Emekli Maaşlarının Hesaplanmasında Yeni Gelişmeler
Emekli maaşlarının hesaplanmasında, başvuru tarihindeki önceki yıla ait tüketici enflasyonu ve önceki yılın büyüme rakamı belirleyici unsurlar arasında yer alıyor. Yıl içerisinde uygulanan emekli aylık artışları da bu maaşlara yansıtılıyor. 2024 yılında emeklilik dilekçesi verenler, yüzde 64,77’lik TÜFE ve yüzde 4,5’lik büyüme oranının birleşiminden oluşan 1,6612’lik güncelleme katsayısı ile birlikte, ayrıca yüzde 86,16’lık emekli aylıkları zammından da faydalanacaklar. Öte yandan, 2025 yılında dilekçe verenler, Orta Vadeli Program (OVP) hedefleri doğrultusunda katsayının 1,366 olarak belirlenmesi ve daha düşük emekli aylık zammı sebebiyle daha az bir artışla karşılaşmak durumunda kalacaklar. Bu durumda aradaki farkın yüzde 30’dan fazla olacağı öngörülüyor.

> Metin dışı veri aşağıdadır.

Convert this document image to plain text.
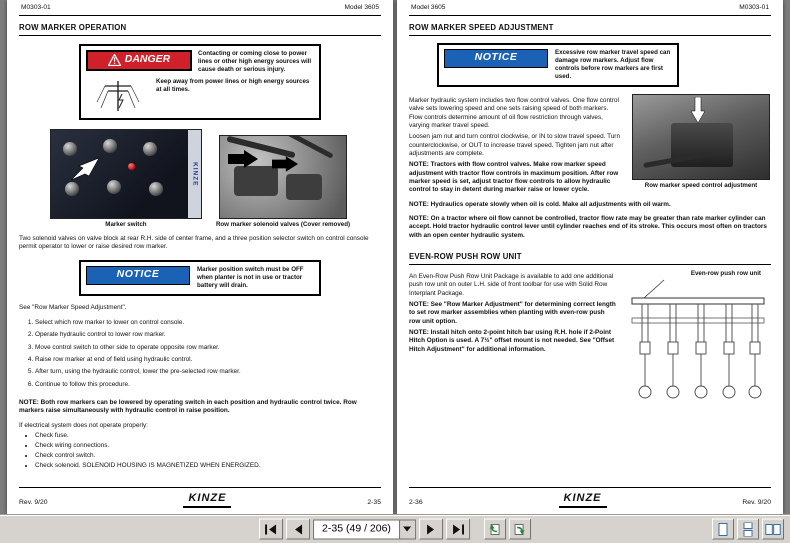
M0303-01	Model 3605
ROW MARKER OPERATION
DANGER
Contacting or coming close to power lines or other high energy sources will cause death or serious injury.
Keep away from power lines or high energy sources at all times.
KINZE
Marker switch	Row marker solenoid valves (Cover removed)

Two solenoid valves on valve block at rear R.H. side of center frame, and a three position selector switch on control console permit operator to lower or raise desired row marker.

NOTICE	Marker position switch must be OFF when planter is not in use or tractor battery will drain.

See "Row Marker Speed Adjustment".

1. Select which row marker to lower on control console.
2. Operate hydraulic control to lower row marker.
3. Move control switch to other side to operate opposite row marker.
4. Raise row marker at end of field using hydraulic control.
5. After turn, using the hydraulic control, lower the pre-selected row marker.
6. Continue to follow this procedure.

NOTE: Both row markers can be lowered by operating switch in each position and hydraulic control twice. Row markers raise simultaneously with hydraulic control in raise position.

If electrical system does not operate properly:

• Check fuse.
• Check wiring connections.
• Check control switch.
• Check solenoid. SOLENOID HOUSING IS MAGNETIZED WHEN ENERGIZED.
Rev. 9/20	KINZE	2-35
Model 3605	M0303-01
ROW MARKER SPEED ADJUSTMENT
NOTICE	Excessive row marker travel speed can damage row markers. Adjust flow controls before row markers are first used.

Marker hydraulic system includes two flow control valves. One flow control valve sets lowering speed and one sets raising speed of both markers. Flow controls determine amount of oil flow restriction through valves, varying marker travel speed.

Loosen jam nut and turn control clockwise, or IN to slow travel speed. Turn counterclockwise, or OUT to increase travel speed. Tighten jam nut after adjustments are complete.

NOTE: Tractors with flow control valves. Make row marker speed adjustment with tractor flow controls in maximum position. After row marker speed is set, adjust tractor flow controls to allow hydraulic control to stay in detent during marker raise or lower cycle.

Row marker speed control adjustment

NOTE: Hydraulics operate slowly when oil is cold. Make all adjustments with oil warm.

NOTE: On a tractor where oil flow cannot be controlled, tractor flow rate may be greater than rate marker cylinder can accept. Hold tractor hydraulic control lever until cylinder reaches end of its stroke. This occurs most often on tractors with an open center hydraulic system.

EVEN-ROW PUSH ROW UNIT

An Even-Row Push Row Unit Package is available to add one additional push row unit on outer L.H. side of front toolbar for use with Solid Row Interplant Package.

NOTE: See "Row Marker Adjustment" for determining correct length to set row marker assemblies when planting with even-row push row unit option.

NOTE: Install hitch onto 2-point hitch bar using R.H. hole if 2-Point Hitch Option is used. A 7½" offset mount is not needed. See "Offset Hitch Adjustment" for additional information.

Even-row push row unit
2-36	KINZE	Rev. 9/20
2-35 (49 / 206)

Yığılma, Prim Kaybı ve Maaş Yükü Oluşturacak
Bu nedenle, yüz binlerce kişinin emeklilik dilekçesi vermek için yıl sonunu beklemeden başvuruda bulunma riski taşıdığı belirtiliyor. Böyle bir yığılmanın, Sosyal Güvenlik Kurumu (SGK) için ciddi bir prim kaybı yaratmasının yanı sıra, emekli maaşları üzerinde de ağır bir yük oluşturacağı hesaplanıyor. Bu sorunun sadece 2024 yılını değil, aynı zamanda 2030 yılına kadar uzanan geniş bir süreyi etkileyebileceği vurgulanıyor.
Öne Çıkan Çözüm Önerisi
Bu sorunlara çözüm olarak önerilen formül ise, yasal bir düzenleme ile birlikte emekliliğe hak kazanan sigortalının, emekli olduğu tarihten itibaren geçen süreçte hangi yılın emekli maaşının daha yüksek olacağını belirleyerek, maaşın o yılın güncelleme katsayısı üzerinden hesaplanmasını sağlamak. Böylece, yıllar içindeki yüksek enflasyon farklılıklarının yarattığı hak kaybının önüne geçilmesi ve çalışanların emekliliği değil, çalışmayı tercih etmeleri teşvik edilmek isteniyor.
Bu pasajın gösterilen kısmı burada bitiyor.